The Year of No
The year we say no to things we don't want to do, places we don't want to be, and people we don't want to be around.
I don't believe in new year's resolutions. I think that it sets an arbitrary value and not an intention, which then becomes too easy to become consumed by. If you say you're going to go to the gym everyday and you wake up January 2nd with food poisoning, you feel like you've just binned off the whole thing.
I believe in themes.
Sometimes they're for a year, sometimes they're for multiple years, sometimes they're just for a couple of months. You control them and they act as a North Star instead of a metric.
Yes, this all comes from Cortex and yes I've bought their notebook. In fact, I might have an unused first edition in a drawer somewhere.
The Year of No
I'm a yes person. I always have been.
On one hand, it's how I've accomplished things and built relationships. I owe a lot of who I am and where I am to saying "yes" to things.
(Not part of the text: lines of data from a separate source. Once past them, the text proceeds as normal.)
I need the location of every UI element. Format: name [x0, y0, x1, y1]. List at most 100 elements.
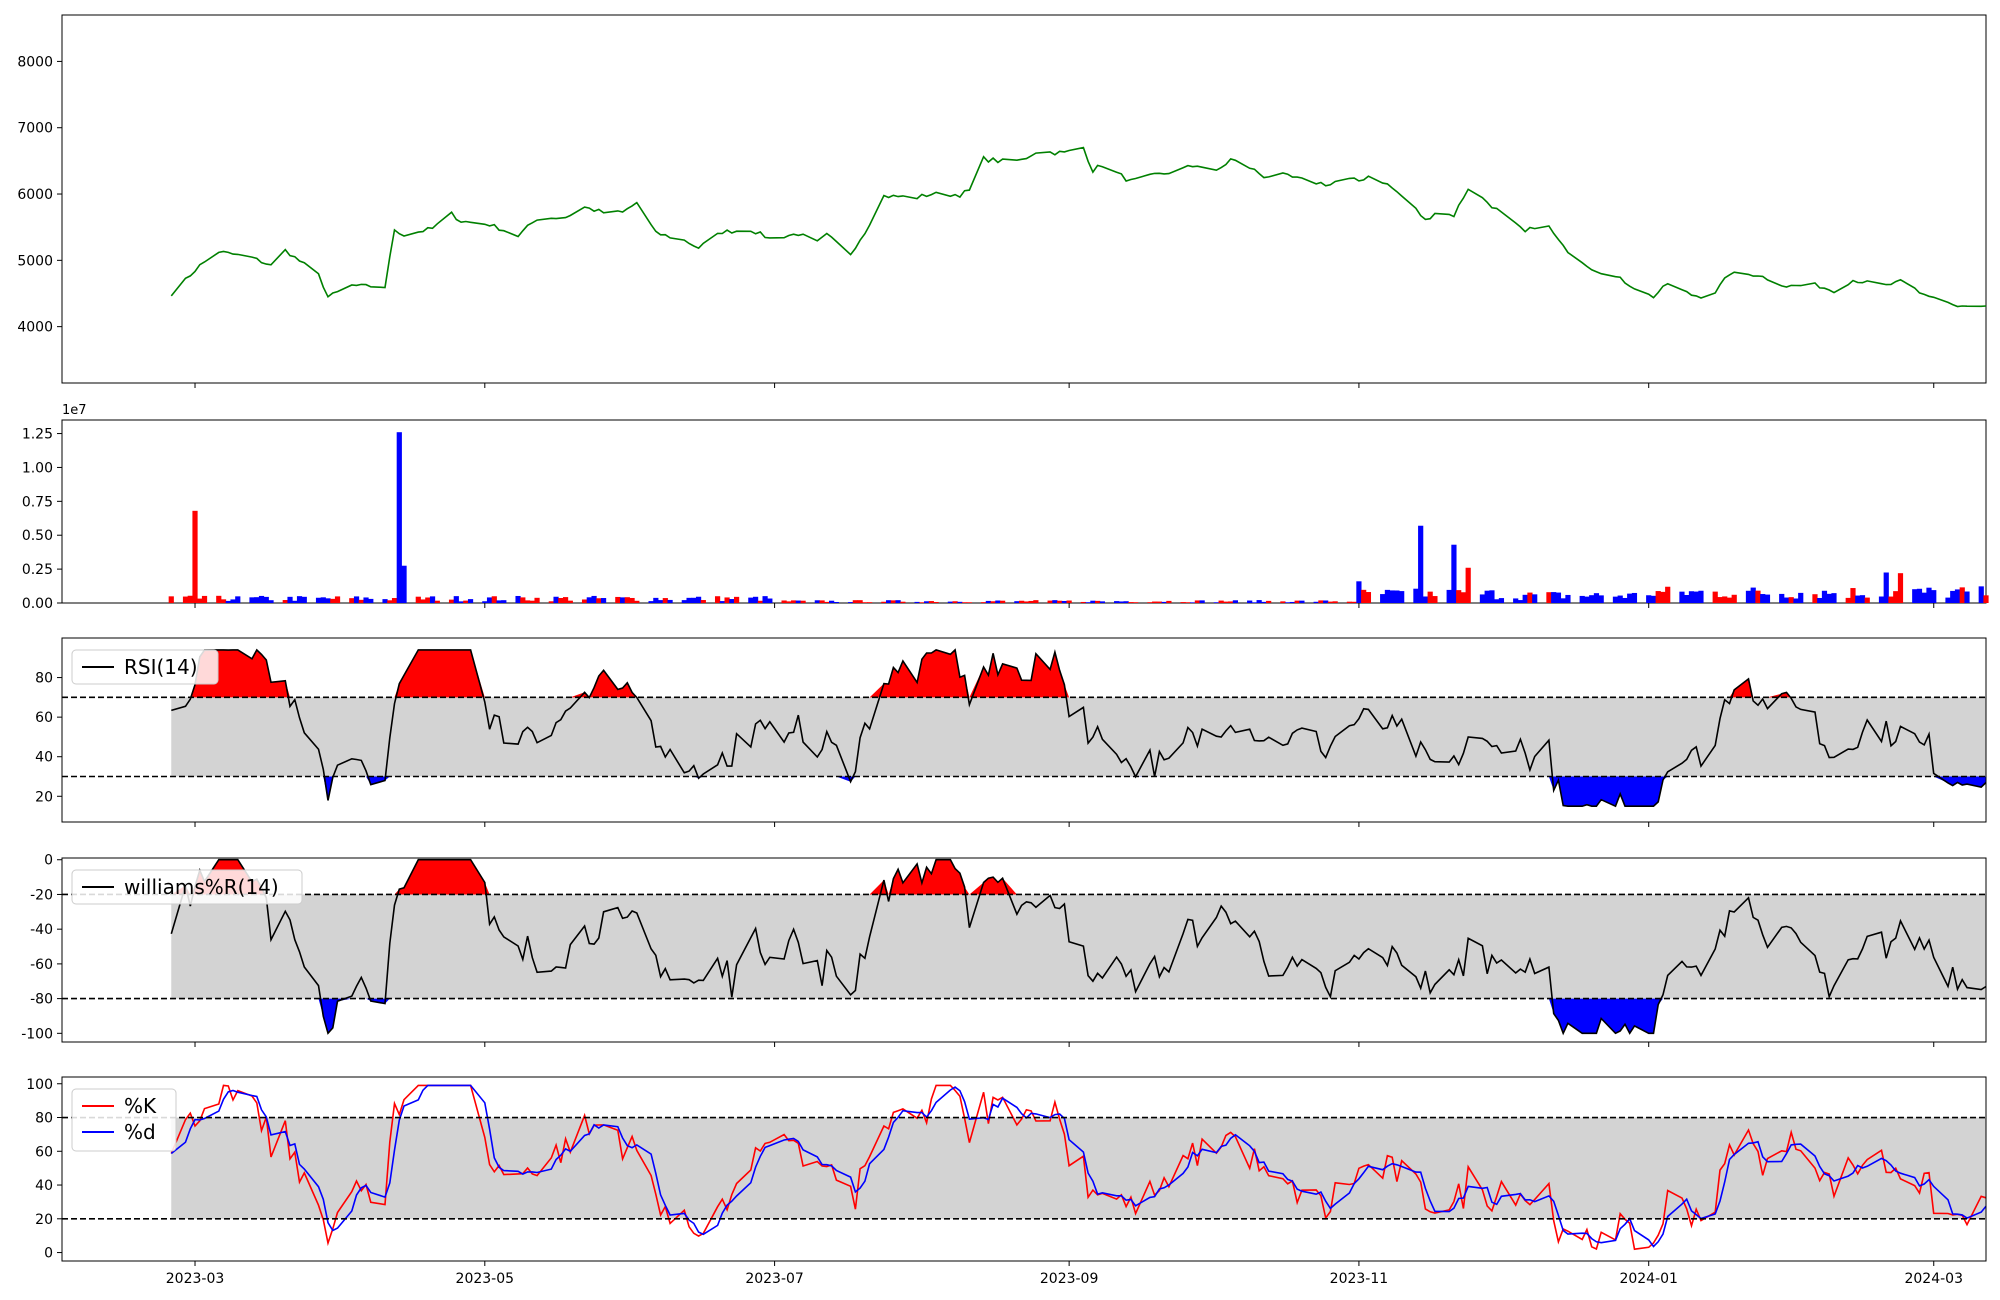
volume-bar [1560, 598, 1566, 603]
volume-bar [1598, 595, 1604, 603]
volume-bar [1285, 602, 1291, 603]
y-tick-label: 40 [35, 1178, 53, 1194]
volume-bar [1897, 573, 1904, 603]
volume-bar [1693, 591, 1699, 603]
volume-bar [1731, 594, 1737, 603]
volume-bar [458, 601, 464, 603]
volume-bar [1755, 590, 1761, 603]
volume-bar [301, 596, 307, 603]
volume-bar [1964, 591, 1970, 603]
volume-bar [1760, 594, 1766, 603]
volume-bar [1289, 601, 1296, 603]
volume-bar [558, 598, 564, 603]
x-tick-label: 2023-07 [745, 1271, 804, 1287]
volume-bar [363, 597, 369, 603]
volume-bar [1494, 599, 1500, 603]
volume-bar [1522, 594, 1528, 603]
volume-bar [1513, 598, 1519, 603]
volume-bar [296, 596, 303, 603]
volume-bar [1118, 601, 1124, 603]
volume-bar [496, 600, 502, 603]
volume-bar [168, 596, 174, 603]
y-tick-label: 0 [44, 1246, 53, 1262]
volume-bar [695, 596, 702, 603]
volume-bar [501, 600, 507, 603]
volume-bar [1052, 600, 1058, 603]
legend-box [71, 649, 219, 685]
volume-bar [1631, 592, 1638, 603]
volume-bar [387, 600, 393, 603]
volume-bar [349, 598, 355, 603]
volume-bar [886, 600, 892, 603]
volume-bar [1855, 595, 1861, 603]
volume-bar [1422, 596, 1429, 603]
volume-bar [1228, 601, 1234, 603]
volume-bar [1798, 592, 1804, 603]
volume-panel: 0.00 0.25 0.50 0.75 1.00 1.25 1e7 [22, 403, 1989, 612]
volume-bar [790, 600, 797, 603]
volume-bar [1717, 597, 1723, 603]
volume-bar [1047, 600, 1053, 603]
volume-bar [1878, 596, 1885, 603]
volume-bar [814, 600, 820, 603]
y-tick-label: 0.00 [22, 596, 53, 612]
volume-bar [700, 600, 706, 603]
volume-bar [619, 597, 626, 603]
volume-bar [287, 596, 293, 603]
volume-bar [482, 601, 488, 603]
x-tick-label: 2023-03 [166, 1271, 225, 1287]
volume-bar [662, 598, 668, 603]
volume-bar [1223, 601, 1229, 603]
y-tick-label: 20 [35, 1212, 53, 1228]
axes-frame [61, 637, 1987, 823]
y-tick-label: 60 [35, 1144, 53, 1160]
volume-bar [1931, 590, 1937, 603]
volume-bar [890, 600, 896, 603]
volume-bar [634, 600, 640, 603]
volume-bar [534, 597, 540, 603]
y-tick-label: 40 [35, 750, 53, 766]
y-tick-label: -20 [30, 887, 53, 903]
volume-bar [467, 599, 474, 603]
volume-bar [1688, 591, 1695, 603]
volume-bar [1612, 596, 1619, 603]
volume-bar [562, 597, 569, 603]
y-tick-label: -100 [21, 1026, 53, 1042]
y-tick-label: 6000 [17, 187, 53, 203]
volume-bar [1294, 600, 1300, 603]
volume-bar [990, 601, 996, 603]
volume-bar [1432, 596, 1438, 603]
volume-bar [1399, 591, 1405, 603]
oversold-fill [171, 776, 1987, 807]
y-tick-label: 100 [26, 1077, 53, 1093]
volume-bar [529, 600, 535, 603]
volume-bar [957, 601, 963, 603]
legend: williams%R(14) [71, 869, 303, 905]
volume-bar [624, 597, 630, 603]
volume-bar [235, 596, 241, 603]
volume-bar [1180, 602, 1186, 603]
legend-label: williams%R(14) [124, 875, 279, 899]
volume-bar [230, 599, 236, 603]
volume-bar [1484, 590, 1490, 603]
y-tick-label: 80 [35, 1111, 53, 1127]
volume-bar [1579, 595, 1585, 603]
volume-bar [201, 595, 208, 603]
volume-bar [653, 597, 659, 603]
volume-bar [1745, 590, 1752, 603]
volume-bar [724, 597, 730, 603]
volume-bar [1256, 600, 1262, 603]
volume-bar [752, 596, 759, 603]
volume-bar [714, 596, 721, 603]
volume-bar [667, 599, 673, 603]
volume-bar [524, 600, 531, 603]
williams-line [170, 858, 1987, 1036]
volume-bar [463, 600, 469, 603]
volume-bar [368, 598, 374, 603]
k-line [170, 1084, 1987, 1251]
volume-bar [1166, 600, 1172, 603]
volume-bar [1061, 600, 1067, 603]
volume-bar [762, 596, 768, 603]
volume-bar [1380, 594, 1386, 603]
volume-bar [1826, 593, 1832, 603]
Even if I didn't want to (or think I could) do them.
Eventually, you say yes to too many things.
You spend months going seven days a week trying to figure out where you are and where you've been. Things slip, relationships changes, and you don't have an account of where you've been.
In those same months you've made impacts, learned things, and opened new doors.
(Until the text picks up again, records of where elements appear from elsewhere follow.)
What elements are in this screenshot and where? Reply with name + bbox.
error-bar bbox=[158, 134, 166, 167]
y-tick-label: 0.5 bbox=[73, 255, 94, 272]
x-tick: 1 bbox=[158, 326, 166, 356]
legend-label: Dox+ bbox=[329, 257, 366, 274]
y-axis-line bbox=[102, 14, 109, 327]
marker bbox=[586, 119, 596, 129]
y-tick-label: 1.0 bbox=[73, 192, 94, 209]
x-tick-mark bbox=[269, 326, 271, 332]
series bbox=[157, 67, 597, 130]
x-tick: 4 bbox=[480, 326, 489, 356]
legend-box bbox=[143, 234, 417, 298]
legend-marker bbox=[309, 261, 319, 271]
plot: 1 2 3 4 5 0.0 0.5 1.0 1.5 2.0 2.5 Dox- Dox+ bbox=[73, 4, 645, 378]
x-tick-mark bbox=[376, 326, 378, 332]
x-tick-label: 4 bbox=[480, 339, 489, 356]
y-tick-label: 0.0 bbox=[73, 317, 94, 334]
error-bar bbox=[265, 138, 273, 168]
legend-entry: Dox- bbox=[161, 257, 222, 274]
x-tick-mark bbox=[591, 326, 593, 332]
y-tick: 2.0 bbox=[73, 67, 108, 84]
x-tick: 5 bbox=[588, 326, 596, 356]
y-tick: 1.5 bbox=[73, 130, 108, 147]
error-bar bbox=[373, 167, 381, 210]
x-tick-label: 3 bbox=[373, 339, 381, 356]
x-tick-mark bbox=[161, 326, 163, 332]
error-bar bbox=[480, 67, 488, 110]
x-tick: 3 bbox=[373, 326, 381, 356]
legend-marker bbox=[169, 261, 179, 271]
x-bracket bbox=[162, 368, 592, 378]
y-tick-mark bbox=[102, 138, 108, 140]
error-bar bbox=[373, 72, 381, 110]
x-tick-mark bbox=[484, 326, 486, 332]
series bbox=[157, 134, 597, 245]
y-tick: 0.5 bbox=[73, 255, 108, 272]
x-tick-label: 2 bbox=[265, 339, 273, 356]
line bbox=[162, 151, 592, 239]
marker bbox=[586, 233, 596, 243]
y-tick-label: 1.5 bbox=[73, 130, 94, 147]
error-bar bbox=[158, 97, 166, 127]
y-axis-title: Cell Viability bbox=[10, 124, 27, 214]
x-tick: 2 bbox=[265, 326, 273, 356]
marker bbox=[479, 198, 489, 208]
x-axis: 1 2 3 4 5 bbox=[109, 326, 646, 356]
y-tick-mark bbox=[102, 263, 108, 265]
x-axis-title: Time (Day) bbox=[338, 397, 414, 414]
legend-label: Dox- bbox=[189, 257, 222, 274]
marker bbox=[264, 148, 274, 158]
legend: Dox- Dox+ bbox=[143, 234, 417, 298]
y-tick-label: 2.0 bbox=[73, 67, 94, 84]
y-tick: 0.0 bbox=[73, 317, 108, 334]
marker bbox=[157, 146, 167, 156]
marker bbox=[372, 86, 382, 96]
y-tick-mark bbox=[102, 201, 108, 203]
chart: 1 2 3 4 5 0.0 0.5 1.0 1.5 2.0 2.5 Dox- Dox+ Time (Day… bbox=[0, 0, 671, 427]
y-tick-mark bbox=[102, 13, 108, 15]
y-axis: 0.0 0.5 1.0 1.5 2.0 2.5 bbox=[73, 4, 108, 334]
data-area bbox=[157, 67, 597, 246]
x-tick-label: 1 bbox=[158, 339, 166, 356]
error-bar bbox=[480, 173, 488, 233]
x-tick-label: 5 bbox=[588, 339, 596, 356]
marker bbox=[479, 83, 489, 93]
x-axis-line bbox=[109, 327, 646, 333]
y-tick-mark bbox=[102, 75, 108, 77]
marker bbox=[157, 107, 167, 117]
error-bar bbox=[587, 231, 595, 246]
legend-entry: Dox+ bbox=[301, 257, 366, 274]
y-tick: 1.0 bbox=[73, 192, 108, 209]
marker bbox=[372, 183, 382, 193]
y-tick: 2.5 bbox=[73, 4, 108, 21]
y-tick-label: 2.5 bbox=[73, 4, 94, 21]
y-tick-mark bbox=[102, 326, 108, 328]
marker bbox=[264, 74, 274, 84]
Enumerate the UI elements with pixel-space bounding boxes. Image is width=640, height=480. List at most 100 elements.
It's a lot of balance, but across the board it is too much.
So this is the year I say "no" more often.
It's Nothing Personal
It's taken years in therapy to learn that it's okay to say no to people and if they take it personally, that's on them.
It will take me more years to stop thinking about it.
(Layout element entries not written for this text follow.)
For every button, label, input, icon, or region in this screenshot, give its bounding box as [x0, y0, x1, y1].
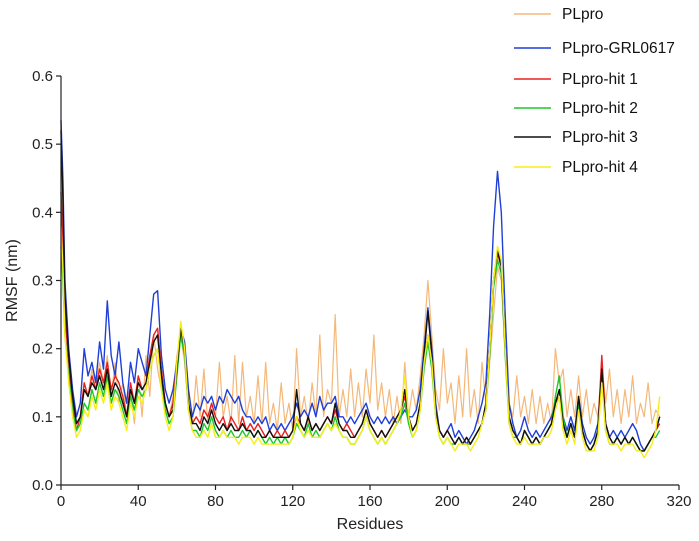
legend-label: PLpro: [562, 6, 603, 23]
legend: PLpro PLpro-GRL0617 PLpro-hit 1 PLpro-hit 2…: [514, 6, 675, 176]
legend-label: PLpro-hit 1: [562, 71, 638, 88]
y-tick-label: 0.5: [32, 136, 53, 153]
x-tick-label: 240: [512, 493, 537, 510]
legend-label: PLpro-hit 4: [562, 159, 638, 176]
x-tick-label: 40: [130, 493, 147, 510]
y-axis-title: RMSF (nm): [4, 239, 21, 322]
y-tick-label: 0.6: [32, 68, 53, 85]
y-tick-label: 0.2: [32, 341, 53, 358]
y-tick-label: 0.3: [32, 273, 53, 290]
x-tick-label: 160: [357, 493, 382, 510]
series-layer: [60, 120, 661, 459]
y-tick-label: 0.4: [32, 204, 53, 221]
x-tick-label: 80: [207, 493, 224, 510]
y-tick-label: 0.1: [32, 409, 53, 426]
x-tick-label: 120: [280, 493, 305, 510]
x-tick-label: 200: [435, 493, 460, 510]
legend-label: PLpro-hit 3: [562, 129, 638, 146]
x-tick-label: 280: [589, 493, 614, 510]
series-line-plpro-hit-3: [60, 130, 661, 452]
x-tick-label: 0: [57, 493, 65, 510]
x-ticks: 0 40 80 120 160 200 240 280 320: [57, 485, 692, 510]
legend-label: PLpro-hit 2: [562, 100, 638, 117]
y-tick-label: 0.0: [32, 477, 53, 494]
series-line-plpro-hit-4: [60, 225, 661, 459]
legend-label: PLpro-GRL0617: [562, 40, 675, 57]
series-line-plpro: [60, 178, 661, 432]
y-ticks: 0.0 0.1 0.2 0.3 0.4 0.5 0.6: [32, 68, 61, 494]
x-tick-label: 320: [666, 493, 691, 510]
x-axis-title: Residues: [337, 516, 404, 533]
That's what this year is about. Learning to set boundaries on what I want to and don't want to do, where I want to and don't want to go, and who I want to and don't want to be around. The whole time not worrying (too much) about if someone or something is going to take that boundary personal.
Including the Guilt
I have a propensity to feel guilty for saying no. There has constantly been a balance struck between does doing this thing feel worse than the guilt of saying no. There was no balance and you'd be amazed at the lengths you will go to not feel guilt.
Part of this theme is working my way through handling that guilt and realize that it's not really guilt at all. It's setting space and boundaries for myself. Which isn't something to feel guilty for.
The Privilege of Saying No
We don't often think about the amount of privilege it takes to say "no" to anything.
People on the internet will brag to no end about their flip phone or their off-grid cabin not realizing that if you didn't have wealth and influence, people would just call you poor.
I am aware that I, at least right now, have the ability to say "no" to things. I don't pretend otherwise.